Quest’anno più che in passato, il 1° maggio dovrebbe essere ricordato nei suoi principi fondanti: la lotta, il conflitto quale strumento a disposizione dei lavoratori per ottenere diritti che né il capitale né la politica concederebbero spontaneamente.

Da troppo tempo invece assistiamo a una storpiatura della realtà, ad una falsificazione di questo giorno di festa, che non è più la memoria del valore delle lotte che ci hanno portato nell’era dei diritti. Per molti la festa del 1° maggio è stata da sempre percepita come un’allegra scampagnata, si spera nel ponte, così da prolungare i momenti di svago, i momenti di non lavoro. Per carità, tutto bello e lecito, però è ben lontano dall’onorare questa giornata, per cui forse basterebbe ritagliarsi un breve momento per ricordarne il senso, tra una mangiata e una bevuta.

Sembra una banalità, ma non lo è, perché è proprio la perdita della memoria sull’importanza di quelle che furono le lotte operaie a consentire al potere di imporci una versione falsificata del 1° maggio, ormai divenuto un contenitore di qualsiasi tema abbia a che fare con il lavoro, purché non sia paradossalmente il vero motivo (l’importanza della lotta, della conflittualità) per cui è stata istituita questa festa in Italia e in altre parti del mondo.
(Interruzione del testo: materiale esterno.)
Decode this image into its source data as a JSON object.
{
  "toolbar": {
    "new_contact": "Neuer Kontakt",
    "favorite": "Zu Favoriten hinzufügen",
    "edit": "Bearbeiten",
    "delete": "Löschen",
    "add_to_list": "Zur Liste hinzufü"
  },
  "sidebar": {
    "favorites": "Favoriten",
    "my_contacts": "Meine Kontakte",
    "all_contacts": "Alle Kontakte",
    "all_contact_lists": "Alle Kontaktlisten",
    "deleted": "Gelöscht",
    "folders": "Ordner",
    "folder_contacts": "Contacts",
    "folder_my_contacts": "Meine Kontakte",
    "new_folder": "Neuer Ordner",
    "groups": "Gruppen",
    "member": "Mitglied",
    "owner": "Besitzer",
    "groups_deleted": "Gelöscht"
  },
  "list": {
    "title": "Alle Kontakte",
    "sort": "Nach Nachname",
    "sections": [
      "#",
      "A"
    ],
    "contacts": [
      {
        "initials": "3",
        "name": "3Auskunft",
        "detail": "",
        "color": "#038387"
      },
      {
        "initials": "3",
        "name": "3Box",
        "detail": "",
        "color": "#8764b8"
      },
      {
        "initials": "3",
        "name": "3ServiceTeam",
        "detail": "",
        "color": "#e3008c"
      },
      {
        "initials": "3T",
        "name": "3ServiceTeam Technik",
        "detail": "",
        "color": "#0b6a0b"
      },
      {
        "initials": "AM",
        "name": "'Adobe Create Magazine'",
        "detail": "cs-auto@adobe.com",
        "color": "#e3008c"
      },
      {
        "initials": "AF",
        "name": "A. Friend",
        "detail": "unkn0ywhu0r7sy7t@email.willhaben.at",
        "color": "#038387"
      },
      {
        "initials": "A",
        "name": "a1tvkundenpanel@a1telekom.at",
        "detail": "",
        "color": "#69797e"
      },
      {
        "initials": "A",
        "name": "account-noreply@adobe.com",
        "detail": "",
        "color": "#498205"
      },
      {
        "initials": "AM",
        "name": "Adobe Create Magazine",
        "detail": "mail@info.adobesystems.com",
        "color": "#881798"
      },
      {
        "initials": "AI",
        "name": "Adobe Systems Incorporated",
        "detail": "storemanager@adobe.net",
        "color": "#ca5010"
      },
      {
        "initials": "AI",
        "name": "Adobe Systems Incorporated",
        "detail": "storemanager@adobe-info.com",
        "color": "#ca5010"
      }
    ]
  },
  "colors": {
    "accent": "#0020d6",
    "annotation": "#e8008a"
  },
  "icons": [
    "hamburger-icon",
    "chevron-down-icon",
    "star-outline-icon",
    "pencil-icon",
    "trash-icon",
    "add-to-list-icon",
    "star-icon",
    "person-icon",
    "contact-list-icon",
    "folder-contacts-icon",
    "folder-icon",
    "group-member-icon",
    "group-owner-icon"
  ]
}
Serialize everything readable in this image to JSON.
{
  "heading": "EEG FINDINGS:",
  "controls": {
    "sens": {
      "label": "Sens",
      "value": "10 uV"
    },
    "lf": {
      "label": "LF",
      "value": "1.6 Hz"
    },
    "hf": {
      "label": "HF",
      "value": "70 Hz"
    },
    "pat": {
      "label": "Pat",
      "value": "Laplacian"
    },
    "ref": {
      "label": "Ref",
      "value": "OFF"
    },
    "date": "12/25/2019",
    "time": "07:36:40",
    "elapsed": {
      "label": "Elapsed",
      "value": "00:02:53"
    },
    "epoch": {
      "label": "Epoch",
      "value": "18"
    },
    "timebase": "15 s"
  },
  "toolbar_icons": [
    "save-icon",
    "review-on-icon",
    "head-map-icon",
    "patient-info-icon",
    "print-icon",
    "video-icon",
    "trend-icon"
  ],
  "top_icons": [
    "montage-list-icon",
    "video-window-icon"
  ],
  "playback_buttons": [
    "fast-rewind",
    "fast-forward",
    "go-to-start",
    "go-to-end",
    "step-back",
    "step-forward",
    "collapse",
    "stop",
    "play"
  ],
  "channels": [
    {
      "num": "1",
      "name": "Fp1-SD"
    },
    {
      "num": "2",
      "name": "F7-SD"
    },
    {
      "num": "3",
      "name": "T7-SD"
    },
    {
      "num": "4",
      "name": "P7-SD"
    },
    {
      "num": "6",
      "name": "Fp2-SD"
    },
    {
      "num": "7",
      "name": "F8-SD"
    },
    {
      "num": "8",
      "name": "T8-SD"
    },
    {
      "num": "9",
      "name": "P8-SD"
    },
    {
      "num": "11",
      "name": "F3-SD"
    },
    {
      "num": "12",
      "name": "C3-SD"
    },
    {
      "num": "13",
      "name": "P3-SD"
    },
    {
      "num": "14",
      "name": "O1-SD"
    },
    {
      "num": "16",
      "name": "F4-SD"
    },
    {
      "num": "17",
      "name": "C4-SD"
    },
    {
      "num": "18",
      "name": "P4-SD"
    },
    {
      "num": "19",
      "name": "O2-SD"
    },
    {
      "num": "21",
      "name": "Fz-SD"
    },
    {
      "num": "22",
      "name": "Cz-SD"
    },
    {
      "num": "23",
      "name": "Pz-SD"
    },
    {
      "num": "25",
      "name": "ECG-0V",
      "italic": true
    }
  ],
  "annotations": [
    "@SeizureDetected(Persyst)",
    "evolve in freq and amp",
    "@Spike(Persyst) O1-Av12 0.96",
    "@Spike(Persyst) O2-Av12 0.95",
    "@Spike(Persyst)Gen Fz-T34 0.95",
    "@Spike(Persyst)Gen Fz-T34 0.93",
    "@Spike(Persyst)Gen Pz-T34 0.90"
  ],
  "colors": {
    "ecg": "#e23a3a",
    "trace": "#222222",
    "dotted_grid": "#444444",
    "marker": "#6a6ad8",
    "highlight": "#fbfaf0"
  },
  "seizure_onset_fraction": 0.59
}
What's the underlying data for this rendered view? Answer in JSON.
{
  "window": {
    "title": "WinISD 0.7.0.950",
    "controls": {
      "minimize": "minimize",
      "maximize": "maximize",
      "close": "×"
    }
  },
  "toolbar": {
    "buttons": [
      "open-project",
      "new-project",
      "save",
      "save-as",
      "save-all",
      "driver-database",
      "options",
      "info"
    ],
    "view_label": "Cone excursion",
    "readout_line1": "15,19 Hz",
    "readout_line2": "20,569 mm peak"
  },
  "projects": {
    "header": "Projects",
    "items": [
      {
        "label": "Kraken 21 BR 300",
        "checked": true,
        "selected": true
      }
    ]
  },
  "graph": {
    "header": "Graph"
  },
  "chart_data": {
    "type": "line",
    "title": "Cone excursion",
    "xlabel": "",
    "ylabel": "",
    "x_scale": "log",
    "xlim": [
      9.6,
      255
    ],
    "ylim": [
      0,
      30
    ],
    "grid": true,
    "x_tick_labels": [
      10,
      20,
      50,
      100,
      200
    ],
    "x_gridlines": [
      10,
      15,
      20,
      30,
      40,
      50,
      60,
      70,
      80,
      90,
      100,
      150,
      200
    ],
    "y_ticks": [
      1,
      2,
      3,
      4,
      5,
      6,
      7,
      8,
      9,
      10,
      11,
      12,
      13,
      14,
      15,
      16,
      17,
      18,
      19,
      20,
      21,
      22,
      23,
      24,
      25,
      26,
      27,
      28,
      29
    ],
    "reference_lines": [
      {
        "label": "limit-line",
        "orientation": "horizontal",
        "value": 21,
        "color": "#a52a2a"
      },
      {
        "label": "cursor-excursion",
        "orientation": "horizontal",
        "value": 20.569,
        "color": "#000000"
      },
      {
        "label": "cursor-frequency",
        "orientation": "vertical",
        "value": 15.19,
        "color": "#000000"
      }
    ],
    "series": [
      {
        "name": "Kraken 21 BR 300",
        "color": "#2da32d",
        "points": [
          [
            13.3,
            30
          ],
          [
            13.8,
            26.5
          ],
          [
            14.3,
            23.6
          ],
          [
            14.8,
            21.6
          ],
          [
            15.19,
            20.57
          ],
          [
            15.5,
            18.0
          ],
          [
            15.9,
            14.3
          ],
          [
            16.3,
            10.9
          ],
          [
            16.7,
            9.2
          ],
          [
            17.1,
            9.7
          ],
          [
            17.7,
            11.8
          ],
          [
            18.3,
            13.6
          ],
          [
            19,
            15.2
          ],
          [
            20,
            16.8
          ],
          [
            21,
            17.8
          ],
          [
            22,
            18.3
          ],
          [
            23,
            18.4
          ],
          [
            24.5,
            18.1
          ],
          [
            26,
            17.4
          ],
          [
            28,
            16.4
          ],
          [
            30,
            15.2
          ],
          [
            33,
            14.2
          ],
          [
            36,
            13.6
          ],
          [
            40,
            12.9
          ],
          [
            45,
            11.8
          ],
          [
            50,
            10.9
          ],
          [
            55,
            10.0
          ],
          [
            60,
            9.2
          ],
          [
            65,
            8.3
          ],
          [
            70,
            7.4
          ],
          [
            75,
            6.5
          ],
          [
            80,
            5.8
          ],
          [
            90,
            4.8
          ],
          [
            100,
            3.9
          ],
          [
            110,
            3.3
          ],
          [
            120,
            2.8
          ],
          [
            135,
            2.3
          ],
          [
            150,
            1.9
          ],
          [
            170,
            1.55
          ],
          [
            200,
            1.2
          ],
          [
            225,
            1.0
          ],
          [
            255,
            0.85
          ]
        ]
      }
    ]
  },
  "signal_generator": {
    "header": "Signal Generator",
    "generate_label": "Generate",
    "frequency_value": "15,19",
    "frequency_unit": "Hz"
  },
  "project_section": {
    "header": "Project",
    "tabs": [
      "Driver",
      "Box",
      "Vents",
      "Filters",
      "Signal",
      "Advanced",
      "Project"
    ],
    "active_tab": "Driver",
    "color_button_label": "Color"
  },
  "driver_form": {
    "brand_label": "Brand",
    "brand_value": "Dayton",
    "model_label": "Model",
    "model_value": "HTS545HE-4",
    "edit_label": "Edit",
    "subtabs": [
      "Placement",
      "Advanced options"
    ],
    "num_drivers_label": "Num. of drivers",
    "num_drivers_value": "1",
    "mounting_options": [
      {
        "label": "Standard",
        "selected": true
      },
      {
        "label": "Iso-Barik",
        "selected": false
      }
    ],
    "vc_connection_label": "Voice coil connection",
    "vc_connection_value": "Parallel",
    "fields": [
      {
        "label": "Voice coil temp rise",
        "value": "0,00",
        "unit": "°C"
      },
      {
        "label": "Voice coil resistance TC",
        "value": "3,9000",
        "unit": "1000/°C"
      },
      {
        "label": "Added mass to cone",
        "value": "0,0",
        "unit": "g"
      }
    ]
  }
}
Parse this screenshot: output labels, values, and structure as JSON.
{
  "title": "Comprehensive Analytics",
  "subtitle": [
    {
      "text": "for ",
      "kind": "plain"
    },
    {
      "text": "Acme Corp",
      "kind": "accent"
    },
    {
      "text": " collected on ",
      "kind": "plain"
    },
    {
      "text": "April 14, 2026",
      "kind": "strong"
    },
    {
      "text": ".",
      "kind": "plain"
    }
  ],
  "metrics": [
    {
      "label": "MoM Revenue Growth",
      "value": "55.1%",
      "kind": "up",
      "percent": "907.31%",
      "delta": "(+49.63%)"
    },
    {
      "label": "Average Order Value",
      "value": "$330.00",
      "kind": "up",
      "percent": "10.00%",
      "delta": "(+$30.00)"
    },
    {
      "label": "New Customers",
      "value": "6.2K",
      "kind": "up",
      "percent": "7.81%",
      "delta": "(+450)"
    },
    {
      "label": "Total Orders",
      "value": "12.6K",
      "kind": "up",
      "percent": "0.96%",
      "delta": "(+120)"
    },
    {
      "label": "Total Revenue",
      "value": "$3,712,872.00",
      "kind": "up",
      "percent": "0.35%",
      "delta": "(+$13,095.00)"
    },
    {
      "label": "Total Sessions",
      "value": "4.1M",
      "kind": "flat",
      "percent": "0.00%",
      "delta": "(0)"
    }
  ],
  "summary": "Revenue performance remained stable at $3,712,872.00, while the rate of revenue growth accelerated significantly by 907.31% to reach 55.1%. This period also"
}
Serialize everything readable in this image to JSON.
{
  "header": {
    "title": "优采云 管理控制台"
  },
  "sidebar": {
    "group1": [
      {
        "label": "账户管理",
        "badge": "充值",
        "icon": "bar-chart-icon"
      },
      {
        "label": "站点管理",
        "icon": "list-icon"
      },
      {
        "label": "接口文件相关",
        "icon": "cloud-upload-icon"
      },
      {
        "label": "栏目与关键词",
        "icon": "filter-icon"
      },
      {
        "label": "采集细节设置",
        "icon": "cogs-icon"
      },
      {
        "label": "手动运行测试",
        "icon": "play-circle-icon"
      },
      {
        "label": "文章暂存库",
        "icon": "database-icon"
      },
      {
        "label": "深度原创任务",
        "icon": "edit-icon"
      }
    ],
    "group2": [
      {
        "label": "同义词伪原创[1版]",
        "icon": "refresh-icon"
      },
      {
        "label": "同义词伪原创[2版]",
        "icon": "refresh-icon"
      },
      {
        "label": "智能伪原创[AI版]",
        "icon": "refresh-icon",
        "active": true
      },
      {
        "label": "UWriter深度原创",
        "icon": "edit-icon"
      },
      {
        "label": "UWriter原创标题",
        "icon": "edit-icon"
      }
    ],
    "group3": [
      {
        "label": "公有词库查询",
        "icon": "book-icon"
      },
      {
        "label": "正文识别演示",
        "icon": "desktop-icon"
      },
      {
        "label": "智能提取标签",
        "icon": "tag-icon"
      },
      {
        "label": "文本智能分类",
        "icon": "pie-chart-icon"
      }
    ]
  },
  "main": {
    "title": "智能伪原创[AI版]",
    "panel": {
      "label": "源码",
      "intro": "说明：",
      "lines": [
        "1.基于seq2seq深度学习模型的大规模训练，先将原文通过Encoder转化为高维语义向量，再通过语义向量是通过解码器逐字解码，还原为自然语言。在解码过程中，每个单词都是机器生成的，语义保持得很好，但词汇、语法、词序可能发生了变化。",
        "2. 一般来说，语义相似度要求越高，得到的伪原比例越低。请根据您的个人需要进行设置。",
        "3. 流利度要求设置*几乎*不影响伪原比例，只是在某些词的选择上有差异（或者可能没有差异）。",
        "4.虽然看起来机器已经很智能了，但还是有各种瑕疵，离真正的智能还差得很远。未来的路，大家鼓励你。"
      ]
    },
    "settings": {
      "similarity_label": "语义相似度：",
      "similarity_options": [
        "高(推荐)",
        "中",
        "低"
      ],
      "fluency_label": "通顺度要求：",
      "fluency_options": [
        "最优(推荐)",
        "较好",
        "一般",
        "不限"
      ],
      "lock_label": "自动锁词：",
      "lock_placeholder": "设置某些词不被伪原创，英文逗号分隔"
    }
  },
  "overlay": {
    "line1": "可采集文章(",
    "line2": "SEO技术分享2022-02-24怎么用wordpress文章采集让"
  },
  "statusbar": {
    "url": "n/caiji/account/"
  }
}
Così, all’omissione nei palchi – non in tutti in verità – in questa giornata di festa, seguono altri 364 giorni di aperta ostilità contro il vero significato del 1° maggio. La conflittualità viene sostituita con la pace sociale, la precarietà dovuta alla privazione dei diritti conquistati con le lotte viene spacciata per flessibilità, la reintegrazione nel posto di lavoro in caso di licenziamento ingiusto (leggasi articolo 18) viene considerato un totem, e così via.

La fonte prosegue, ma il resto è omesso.